Парторг был сердит не на шутку. Когда Миколка вышел из кабинета, он сказал Витахе:
«Ты понял меня? Вы должны найти себе хорошее дело…»
«Ясно», — ответил Витаха.
А через несколько дней у него появилась мысль самим строить спортплощадку…
На дворе, из маленького, крытого соломой сарайчика, Миколка вытащил фанерный ящик с молотками и клещами, пилу, топоры и роздал их ребятам. Теперь можно было выступать.
Первым делом по дороге к мартеновскому цеху Витаха завернул на теплоэлектроцентраль. Он должен был позвонить Матвею Никитичу. Ребята поджидали на улице.
В машинном зале с белыми кафельными стенами и стеклянным потолком механомонтажники, осторожно разбивая ящики с надписью «Верх, не кантовать!», устанавливали в широком гнезде никелированные детали турбовоздуходувки.

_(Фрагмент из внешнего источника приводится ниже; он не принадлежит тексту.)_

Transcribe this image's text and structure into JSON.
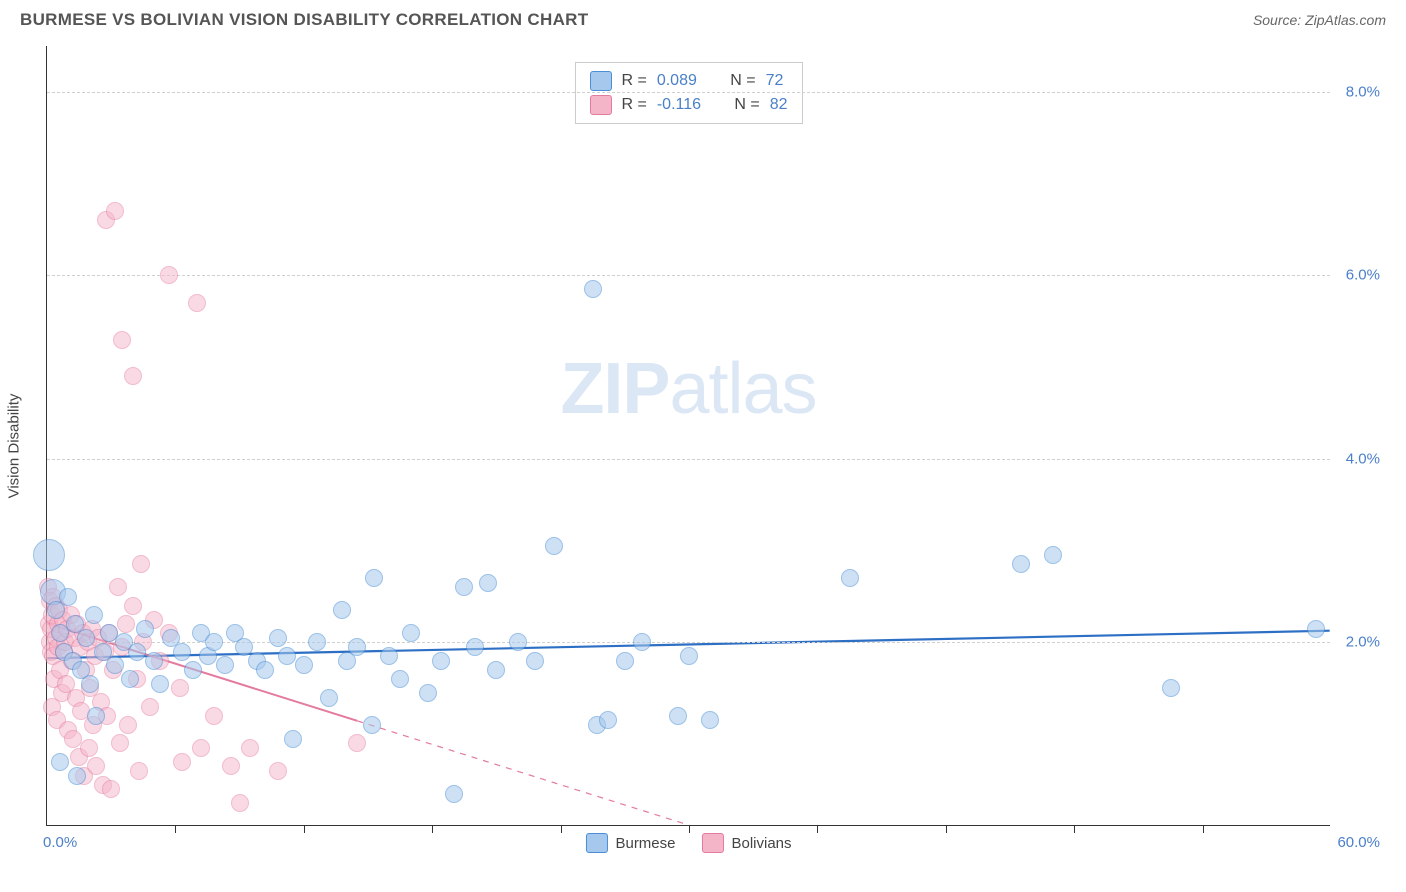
{
  "header": {
    "title": "BURMESE VS BOLIVIAN VISION DISABILITY CORRELATION CHART",
    "source": "Source: ZipAtlas.com"
  },
  "watermark": {
    "bold_part": "ZIP",
    "light_part": "atlas"
  },
  "chart": {
    "type": "scatter",
    "ylabel": "Vision Disability",
    "xlim": [
      0,
      60
    ],
    "ylim": [
      0,
      8.5
    ],
    "background_color": "#ffffff",
    "grid_color": "#d0d0d0",
    "grid_dash": true,
    "axis_color": "#333333",
    "ytick_positions": [
      2,
      4,
      6,
      8
    ],
    "ytick_labels": [
      "2.0%",
      "4.0%",
      "6.0%",
      "8.0%"
    ],
    "xtick_positions": [
      6,
      12,
      18,
      24,
      30,
      36,
      42,
      48,
      54
    ],
    "x_axis_label_left": "0.0%",
    "x_axis_label_right": "60.0%",
    "ytick_label_color": "#4a7fc9",
    "ytick_label_fontsize": 15,
    "label_fontsize": 15,
    "series": [
      {
        "name": "Burmese",
        "fill_color": "#a6c8ec",
        "fill_opacity": 0.55,
        "stroke_color": "#4a8fd6",
        "stroke_width": 1.5,
        "marker_radius": 9,
        "trend": {
          "y_at_x0": 1.82,
          "y_at_x60": 2.12,
          "color": "#2d6fc4",
          "width": 2.2,
          "solid_until_x": 60
        },
        "stats": {
          "R": "0.089",
          "N": "72"
        },
        "points": [
          {
            "x": 0.1,
            "y": 2.95,
            "r": 16
          },
          {
            "x": 0.3,
            "y": 2.55,
            "r": 13
          },
          {
            "x": 0.4,
            "y": 2.35
          },
          {
            "x": 0.6,
            "y": 0.7
          },
          {
            "x": 0.6,
            "y": 2.1
          },
          {
            "x": 0.8,
            "y": 1.9
          },
          {
            "x": 1.0,
            "y": 2.5
          },
          {
            "x": 1.2,
            "y": 1.8
          },
          {
            "x": 1.3,
            "y": 2.2
          },
          {
            "x": 1.4,
            "y": 0.55
          },
          {
            "x": 1.6,
            "y": 1.7
          },
          {
            "x": 1.8,
            "y": 2.05
          },
          {
            "x": 2.0,
            "y": 1.55
          },
          {
            "x": 2.2,
            "y": 2.3
          },
          {
            "x": 2.3,
            "y": 1.2
          },
          {
            "x": 2.6,
            "y": 1.9
          },
          {
            "x": 2.9,
            "y": 2.1
          },
          {
            "x": 3.2,
            "y": 1.75
          },
          {
            "x": 3.6,
            "y": 2.0
          },
          {
            "x": 3.9,
            "y": 1.6
          },
          {
            "x": 4.2,
            "y": 1.9
          },
          {
            "x": 4.6,
            "y": 2.15
          },
          {
            "x": 5.0,
            "y": 1.8
          },
          {
            "x": 5.3,
            "y": 1.55
          },
          {
            "x": 5.8,
            "y": 2.05
          },
          {
            "x": 6.3,
            "y": 1.9
          },
          {
            "x": 6.8,
            "y": 1.7
          },
          {
            "x": 7.2,
            "y": 2.1
          },
          {
            "x": 7.5,
            "y": 1.85
          },
          {
            "x": 7.8,
            "y": 2.0
          },
          {
            "x": 8.3,
            "y": 1.75
          },
          {
            "x": 8.8,
            "y": 2.1
          },
          {
            "x": 9.2,
            "y": 1.95
          },
          {
            "x": 9.8,
            "y": 1.8
          },
          {
            "x": 10.2,
            "y": 1.7
          },
          {
            "x": 10.8,
            "y": 2.05
          },
          {
            "x": 11.2,
            "y": 1.85
          },
          {
            "x": 11.5,
            "y": 0.95
          },
          {
            "x": 12.0,
            "y": 1.75
          },
          {
            "x": 12.6,
            "y": 2.0
          },
          {
            "x": 13.2,
            "y": 1.4
          },
          {
            "x": 13.8,
            "y": 2.35
          },
          {
            "x": 14.0,
            "y": 1.8
          },
          {
            "x": 14.5,
            "y": 1.95
          },
          {
            "x": 15.2,
            "y": 1.1
          },
          {
            "x": 15.3,
            "y": 2.7
          },
          {
            "x": 16.0,
            "y": 1.85
          },
          {
            "x": 16.5,
            "y": 1.6
          },
          {
            "x": 17.0,
            "y": 2.1
          },
          {
            "x": 17.8,
            "y": 1.45
          },
          {
            "x": 18.4,
            "y": 1.8
          },
          {
            "x": 19.0,
            "y": 0.35
          },
          {
            "x": 19.5,
            "y": 2.6
          },
          {
            "x": 20.0,
            "y": 1.95
          },
          {
            "x": 20.6,
            "y": 2.65
          },
          {
            "x": 21.0,
            "y": 1.7
          },
          {
            "x": 22.0,
            "y": 2.0
          },
          {
            "x": 22.8,
            "y": 1.8
          },
          {
            "x": 23.7,
            "y": 3.05
          },
          {
            "x": 25.5,
            "y": 5.85
          },
          {
            "x": 25.7,
            "y": 1.1
          },
          {
            "x": 26.2,
            "y": 1.15
          },
          {
            "x": 27.0,
            "y": 1.8
          },
          {
            "x": 27.8,
            "y": 2.0
          },
          {
            "x": 29.5,
            "y": 1.2
          },
          {
            "x": 30.0,
            "y": 1.85
          },
          {
            "x": 31.0,
            "y": 1.15
          },
          {
            "x": 37.5,
            "y": 2.7
          },
          {
            "x": 45.5,
            "y": 2.85
          },
          {
            "x": 47.0,
            "y": 2.95
          },
          {
            "x": 52.5,
            "y": 1.5
          },
          {
            "x": 59.3,
            "y": 2.15
          }
        ]
      },
      {
        "name": "Bolivians",
        "fill_color": "#f5b5c8",
        "fill_opacity": 0.5,
        "stroke_color": "#e47a9e",
        "stroke_width": 1.5,
        "marker_radius": 9,
        "trend": {
          "y_at_x0": 2.2,
          "y_at_x60": -2.2,
          "color": "#e47a9e",
          "width": 2,
          "solid_until_x": 14.5
        },
        "stats": {
          "R": "-0.116",
          "N": "82"
        },
        "points": [
          {
            "x": 0.05,
            "y": 2.6
          },
          {
            "x": 0.1,
            "y": 2.2
          },
          {
            "x": 0.12,
            "y": 2.0
          },
          {
            "x": 0.15,
            "y": 2.45
          },
          {
            "x": 0.18,
            "y": 1.9
          },
          {
            "x": 0.2,
            "y": 2.15
          },
          {
            "x": 0.22,
            "y": 1.3
          },
          {
            "x": 0.25,
            "y": 2.3
          },
          {
            "x": 0.3,
            "y": 1.85
          },
          {
            "x": 0.3,
            "y": 2.5
          },
          {
            "x": 0.35,
            "y": 1.6
          },
          {
            "x": 0.4,
            "y": 2.05
          },
          {
            "x": 0.4,
            "y": 2.4
          },
          {
            "x": 0.45,
            "y": 1.15
          },
          {
            "x": 0.5,
            "y": 2.2
          },
          {
            "x": 0.5,
            "y": 1.95
          },
          {
            "x": 0.55,
            "y": 2.35
          },
          {
            "x": 0.6,
            "y": 1.7
          },
          {
            "x": 0.65,
            "y": 2.1
          },
          {
            "x": 0.7,
            "y": 1.45
          },
          {
            "x": 0.75,
            "y": 2.25
          },
          {
            "x": 0.8,
            "y": 1.9
          },
          {
            "x": 0.85,
            "y": 2.0
          },
          {
            "x": 0.9,
            "y": 1.55
          },
          {
            "x": 0.95,
            "y": 2.15
          },
          {
            "x": 1.0,
            "y": 1.05
          },
          {
            "x": 1.1,
            "y": 2.3
          },
          {
            "x": 1.15,
            "y": 1.8
          },
          {
            "x": 1.2,
            "y": 0.95
          },
          {
            "x": 1.3,
            "y": 2.05
          },
          {
            "x": 1.35,
            "y": 1.4
          },
          {
            "x": 1.4,
            "y": 2.2
          },
          {
            "x": 1.5,
            "y": 0.75
          },
          {
            "x": 1.55,
            "y": 1.95
          },
          {
            "x": 1.6,
            "y": 1.25
          },
          {
            "x": 1.7,
            "y": 2.1
          },
          {
            "x": 1.75,
            "y": 0.55
          },
          {
            "x": 1.8,
            "y": 1.7
          },
          {
            "x": 1.9,
            "y": 2.0
          },
          {
            "x": 1.95,
            "y": 0.85
          },
          {
            "x": 2.0,
            "y": 1.5
          },
          {
            "x": 2.1,
            "y": 2.15
          },
          {
            "x": 2.15,
            "y": 1.1
          },
          {
            "x": 2.25,
            "y": 1.85
          },
          {
            "x": 2.3,
            "y": 0.65
          },
          {
            "x": 2.4,
            "y": 2.05
          },
          {
            "x": 2.5,
            "y": 1.35
          },
          {
            "x": 2.6,
            "y": 0.45
          },
          {
            "x": 2.7,
            "y": 1.9
          },
          {
            "x": 2.75,
            "y": 6.6
          },
          {
            "x": 2.8,
            "y": 1.2
          },
          {
            "x": 2.9,
            "y": 2.1
          },
          {
            "x": 3.0,
            "y": 0.4
          },
          {
            "x": 3.1,
            "y": 1.7
          },
          {
            "x": 3.2,
            "y": 6.7
          },
          {
            "x": 3.3,
            "y": 2.6
          },
          {
            "x": 3.4,
            "y": 0.9
          },
          {
            "x": 3.5,
            "y": 1.95
          },
          {
            "x": 3.5,
            "y": 5.3
          },
          {
            "x": 3.7,
            "y": 2.2
          },
          {
            "x": 3.8,
            "y": 1.1
          },
          {
            "x": 4.0,
            "y": 2.4
          },
          {
            "x": 4.0,
            "y": 4.9
          },
          {
            "x": 4.2,
            "y": 1.6
          },
          {
            "x": 4.3,
            "y": 0.6
          },
          {
            "x": 4.4,
            "y": 2.85
          },
          {
            "x": 4.5,
            "y": 2.0
          },
          {
            "x": 4.8,
            "y": 1.3
          },
          {
            "x": 5.0,
            "y": 2.25
          },
          {
            "x": 5.3,
            "y": 1.8
          },
          {
            "x": 5.7,
            "y": 2.1
          },
          {
            "x": 5.7,
            "y": 6.0
          },
          {
            "x": 6.2,
            "y": 1.5
          },
          {
            "x": 6.3,
            "y": 0.7
          },
          {
            "x": 7.0,
            "y": 5.7
          },
          {
            "x": 7.2,
            "y": 0.85
          },
          {
            "x": 7.8,
            "y": 1.2
          },
          {
            "x": 8.6,
            "y": 0.65
          },
          {
            "x": 9.0,
            "y": 0.25
          },
          {
            "x": 9.5,
            "y": 0.85
          },
          {
            "x": 10.8,
            "y": 0.6
          },
          {
            "x": 14.5,
            "y": 0.9
          }
        ]
      }
    ]
  },
  "legend": {
    "swatch_border_radius": 3,
    "stats_label_color": "#444444",
    "stats_value_color": "#4a7fc9"
  }
}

По залу расхаживали электрики в синих комбинезонах. Они привинчивали на мраморных щитках десятки рубильников, выключателей и вольтметров.
Четырёхэтажные паровые котлы со всех сторон были облеплены людьми. Котлы нужно было пустить в ход прежде всего. В них вырабатывается пар, который крутит турбину воздуходувки, а та уже гонит воздух в домну.
Пробравшись между грудами каких-то старых машин, Витаха вошёл в пустой кабинет. Главный инженер ТЭЦ распоряжался на участках.
Витаха взял телефонную трубку:
— Коммутатор, дайте партбюро!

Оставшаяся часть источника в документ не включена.